After brewing in the Caribbean over the weekend, Hurricane Maria gained Category 3 status and a swirling eye on Monday. As Maria began its descent upon Irma-battered Puerto Rico and the southeastern United States, the National Oceanic and Atmospheric Adminstration’s GOES East satellite kept watch, capturing the storm’s menacing approach to the Leeward Islands.
The animated map below shows Maria as it developed from a swirling mass in the Caribbean Sea on the afternoon of September 14 into a depression, a tropical storm, a hurricane, and then an increasingly stronger hurricane by the morning of September 18. By 2 pm EST on Monday, Maria had winds of 120 mph and was 45 miles east-northeast of Martinique and 70 miles east-southeast of Dominica. The hurricane, moving toward west-northwest toward Puerto Rico at 10 mph, is continuing to grow at a rapid pace.
The left side of the map also shows Hurricane Jose creeping northward along the U.S. east coast.
Another satellite run by the Global Precipitation Measurement mission (GPM) core observatory used its dual-frequency precipitation radar to capture how much rain was falling within tropical depression Maria on September 17, not long before it was classified as a hurricane. The image below shows intense thunderstorms in the eye wall of up to 9.7 miles in height, which meteorologists refer to as “chimney clouds” or “hot towers.”

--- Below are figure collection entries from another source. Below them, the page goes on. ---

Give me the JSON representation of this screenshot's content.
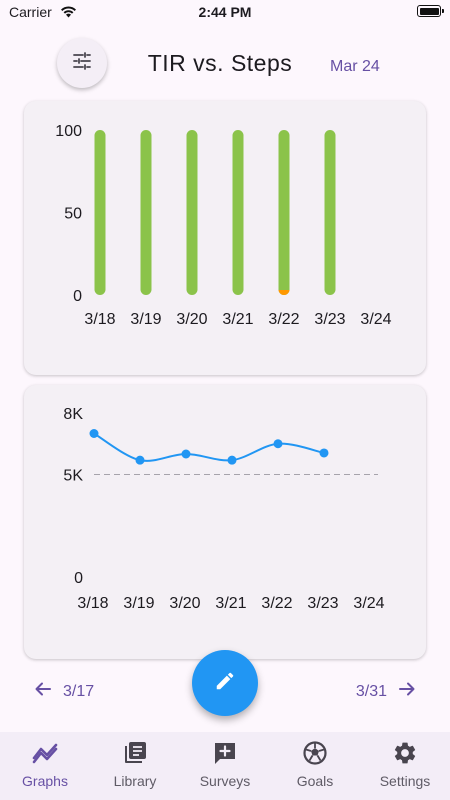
{
  "status_bar": {
    "carrier": "Carrier",
    "time": "2:44 PM"
  },
  "header": {
    "title": "TIR vs. Steps",
    "date": "Mar 24",
    "filter_icon": "tune-icon"
  },
  "colors": {
    "accent": "#6750a4",
    "tir_in_range": "#8bc34a",
    "tir_low": "#ff9800",
    "steps_line": "#2196f3",
    "fab": "#2196f3"
  },
  "chart_data": [
    {
      "type": "bar",
      "categories": [
        "3/18",
        "3/19",
        "3/20",
        "3/21",
        "3/22",
        "3/23",
        "3/24"
      ],
      "series": [
        {
          "values": [
            100,
            100,
            100,
            100,
            97,
            100,
            null
          ]
        },
        {
          "values": [
            0,
            0,
            0,
            0,
            3,
            0,
            null
          ]
        }
      ],
      "y_ticks": [
        "0",
        "50",
        "100"
      ],
      "ylim": [
        0,
        100
      ],
      "stacked": true
    },
    {
      "type": "line",
      "categories": [
        "3/18",
        "3/19",
        "3/20",
        "3/21",
        "3/22",
        "3/23",
        "3/24"
      ],
      "values": [
        7000,
        5700,
        6000,
        5700,
        6500,
        6050,
        null
      ],
      "y_ticks": [
        "0",
        "5K",
        "8K"
      ],
      "ylim": [
        0,
        8000
      ],
      "reference_line": 5000,
      "reference_style": "dashed"
    }
  ],
  "range_nav": {
    "prev_label": "3/17",
    "next_label": "3/31"
  },
  "fab": {
    "icon": "pencil-icon"
  },
  "bottom_nav": {
    "items": [
      {
        "label": "Graphs",
        "icon": "graphs-icon",
        "active": true
      },
      {
        "label": "Library",
        "icon": "library-icon",
        "active": false
      },
      {
        "label": "Surveys",
        "icon": "surveys-icon",
        "active": false
      },
      {
        "label": "Goals",
        "icon": "soccer-ball-icon",
        "active": false
      },
      {
        "label": "Settings",
        "icon": "gear-icon",
        "active": false
      }
    ]
  }
}
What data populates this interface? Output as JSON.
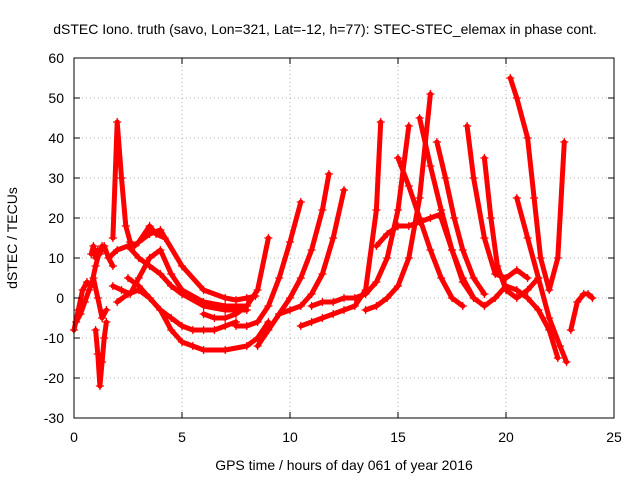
{
  "chart_data": {
    "type": "scatter",
    "title": "dSTEC Iono. truth (savo, Lon=321, Lat=-12, h=77): STEC-STEC_elemax in phase cont.",
    "xlabel": "GPS time / hours of day 061 of year 2016",
    "ylabel": "dSTEC  / TECUs",
    "xlim": [
      0,
      25
    ],
    "ylim": [
      -30,
      60
    ],
    "xticks": [
      0,
      5,
      10,
      15,
      20,
      25
    ],
    "yticks": [
      -30,
      -20,
      -10,
      0,
      10,
      20,
      30,
      40,
      50,
      60
    ],
    "grid": true,
    "legend": "none",
    "marker": "+",
    "color": "#ff0000",
    "series": [
      {
        "x": [
          0,
          0.2,
          0.4,
          0.6,
          0.8,
          1.0,
          1.2,
          1.4,
          1.6,
          1.8
        ],
        "y": [
          -8,
          -3,
          2,
          4,
          3,
          8,
          12,
          13,
          10,
          8
        ]
      },
      {
        "x": [
          0.1,
          0.3,
          0.5,
          0.7,
          0.9,
          1.1,
          1.3,
          1.5
        ],
        "y": [
          -6,
          -4,
          -1,
          2,
          5,
          0,
          -5,
          -3
        ]
      },
      {
        "x": [
          1.0,
          1.1,
          1.2,
          1.3,
          1.4,
          1.5
        ],
        "y": [
          -8,
          -14,
          -22,
          -16,
          -10,
          -6
        ]
      },
      {
        "x": [
          0.8,
          0.9,
          1.0,
          1.1,
          1.2,
          1.3,
          1.4
        ],
        "y": [
          11,
          13,
          10,
          12,
          11,
          13,
          12
        ]
      },
      {
        "x": [
          1.8,
          2.0,
          2.2,
          2.4,
          2.6,
          2.8,
          3.0,
          3.5,
          4.0,
          5.0,
          6.0,
          7.0,
          7.5,
          8.0,
          8.4
        ],
        "y": [
          15,
          44,
          30,
          18,
          14,
          13,
          14,
          16,
          17,
          8,
          2,
          0,
          -0.5,
          0,
          0.5
        ]
      },
      {
        "x": [
          1.6,
          2.0,
          2.5,
          3.0,
          3.5,
          4.0,
          4.5,
          5.0,
          6.0,
          7.0,
          8.0
        ],
        "y": [
          10,
          12,
          13,
          10,
          8,
          6,
          3,
          1,
          -2,
          -3,
          -3
        ]
      },
      {
        "x": [
          1.8,
          2.2,
          2.6,
          3.0,
          3.5,
          4.0,
          4.5,
          5.0,
          6.0,
          7.0,
          7.5,
          8.0
        ],
        "y": [
          3,
          2,
          1,
          5,
          10,
          12,
          6,
          2,
          -1,
          -2,
          -2,
          -2
        ]
      },
      {
        "x": [
          2.0,
          2.5,
          3.0,
          3.5,
          4.0,
          4.5,
          5.0,
          5.5,
          6.0,
          6.5,
          7.0,
          7.5
        ],
        "y": [
          -1,
          1,
          2,
          0,
          -3,
          -5,
          -7,
          -8,
          -8,
          -8,
          -7,
          -6
        ]
      },
      {
        "x": [
          2.5,
          3.0,
          3.5,
          4.0,
          4.5,
          5.0,
          5.5,
          6.0,
          7.0,
          8.0,
          8.5,
          9.0
        ],
        "y": [
          5,
          3,
          0,
          -3,
          -8,
          -11,
          -12,
          -13,
          -13,
          -12,
          -10,
          -6
        ]
      },
      {
        "x": [
          3.0,
          3.5,
          3.8,
          4.2
        ],
        "y": [
          14,
          18,
          16,
          15
        ]
      },
      {
        "x": [
          6.0,
          6.5,
          7.0,
          7.5,
          8.0,
          8.5,
          9.0
        ],
        "y": [
          -4,
          -5,
          -5,
          -4,
          -2,
          2,
          15
        ]
      },
      {
        "x": [
          7.5,
          8.0,
          8.5,
          9.0,
          9.5,
          10.0,
          10.5
        ],
        "y": [
          -7,
          -7,
          -6,
          -2,
          5,
          14,
          24
        ]
      },
      {
        "x": [
          8.5,
          9.0,
          9.5,
          10.0,
          10.5,
          11.0,
          11.5,
          11.8
        ],
        "y": [
          -12,
          -8,
          -4,
          0,
          5,
          12,
          22,
          31
        ]
      },
      {
        "x": [
          9.5,
          10.0,
          10.5,
          11.0,
          11.5,
          12.0,
          12.5
        ],
        "y": [
          -4,
          -3,
          -2,
          1,
          6,
          15,
          27
        ]
      },
      {
        "x": [
          10.5,
          11.0,
          11.5,
          12.0,
          12.5,
          13.0,
          13.5,
          14.0,
          14.2
        ],
        "y": [
          -7,
          -6,
          -5,
          -4,
          -3,
          -2,
          2,
          22,
          44
        ]
      },
      {
        "x": [
          11.0,
          11.5,
          12.0,
          12.5,
          13.0,
          13.5,
          14.0,
          14.5,
          15.0,
          15.5
        ],
        "y": [
          -2,
          -1,
          -1,
          0,
          0,
          1,
          4,
          10,
          22,
          43
        ]
      },
      {
        "x": [
          13.5,
          14.0,
          14.5,
          15.0,
          15.5,
          16.0,
          16.5
        ],
        "y": [
          -3,
          -2,
          0,
          3,
          10,
          25,
          51
        ]
      },
      {
        "x": [
          14.0,
          14.5,
          15.0,
          15.5,
          16.0,
          16.5,
          17.0
        ],
        "y": [
          13,
          16,
          18,
          18,
          19,
          20,
          21
        ]
      },
      {
        "x": [
          15.0,
          15.5,
          16.0,
          16.5,
          17.0,
          17.5,
          18.0
        ],
        "y": [
          35,
          28,
          20,
          12,
          5,
          0,
          -2
        ]
      },
      {
        "x": [
          16.0,
          16.5,
          17.0,
          17.5,
          18.0,
          18.5
        ],
        "y": [
          45,
          33,
          22,
          12,
          4,
          0
        ]
      },
      {
        "x": [
          16.8,
          17.2,
          17.6,
          18.0,
          18.5,
          19.0
        ],
        "y": [
          39,
          30,
          20,
          12,
          5,
          1
        ]
      },
      {
        "x": [
          17.0,
          17.5,
          18.0,
          18.5,
          19.0,
          19.5,
          20.0,
          20.5,
          21.0,
          21.5,
          22.0,
          22.4
        ],
        "y": [
          20,
          12,
          5,
          0,
          -2,
          0,
          3,
          2,
          0,
          -3,
          -8,
          -15
        ]
      },
      {
        "x": [
          18.2,
          18.5,
          19.0,
          19.5,
          20.0,
          20.5,
          21.0
        ],
        "y": [
          43,
          30,
          15,
          6,
          5,
          7,
          5
        ]
      },
      {
        "x": [
          19.0,
          19.3,
          19.6,
          20.0,
          20.5,
          21.0,
          21.5
        ],
        "y": [
          35,
          20,
          8,
          2,
          0,
          2,
          5
        ]
      },
      {
        "x": [
          20.2,
          20.5,
          21.0,
          21.3,
          21.6,
          22.0,
          22.4,
          22.7
        ],
        "y": [
          55,
          50,
          40,
          25,
          10,
          2,
          10,
          39
        ]
      },
      {
        "x": [
          20.5,
          21.0,
          21.5,
          22.0,
          22.5,
          22.8
        ],
        "y": [
          25,
          15,
          5,
          -5,
          -12,
          -16
        ]
      },
      {
        "x": [
          23.0,
          23.3,
          23.6,
          23.8,
          24.0
        ],
        "y": [
          -8,
          -1,
          1,
          1,
          0
        ]
      }
    ]
  }
}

These tall cumulonimbus clouds normally appear right before a storm intensifies, near the center of a tropical cyclone. They reach such great heights because they carry heat. According to NASA, “Energy released by rainfall into the center of a tropical cyclone provides the energy upon which tropical cyclones thrive.”
Meanwhile, the temperature on the top of Hurricane Maria was captured by NASA’s Aqua satellite using infrared sensors. In the map below, which shows data captured at 1:35 am EDT on Monday, the darker blue and purple regions show how cold some of the clouds at the top of Hurricane Maria’s storms had become — some approaching 81.6 degrees Fahrenheit. Colder clouds are higher in the atmosphere and are able to produce heavier rainfall than warmer clouds lower to the sea.
All of these maps underscore just how strong Maria has already become — and how much more power it may gain as it moves toward land. The hurricane is first expected to first hit Dominica and Martinique at 8 pm EST on Monday. By Wednesday, the continually-strengthening storm is projected to make direct landfall on Puerto Rico as a Category 4 Hurricane — the strongest storm to do so in 85 years. The governor of the U.S. territory has already declared a state of emergency and evacuations have already been ordered.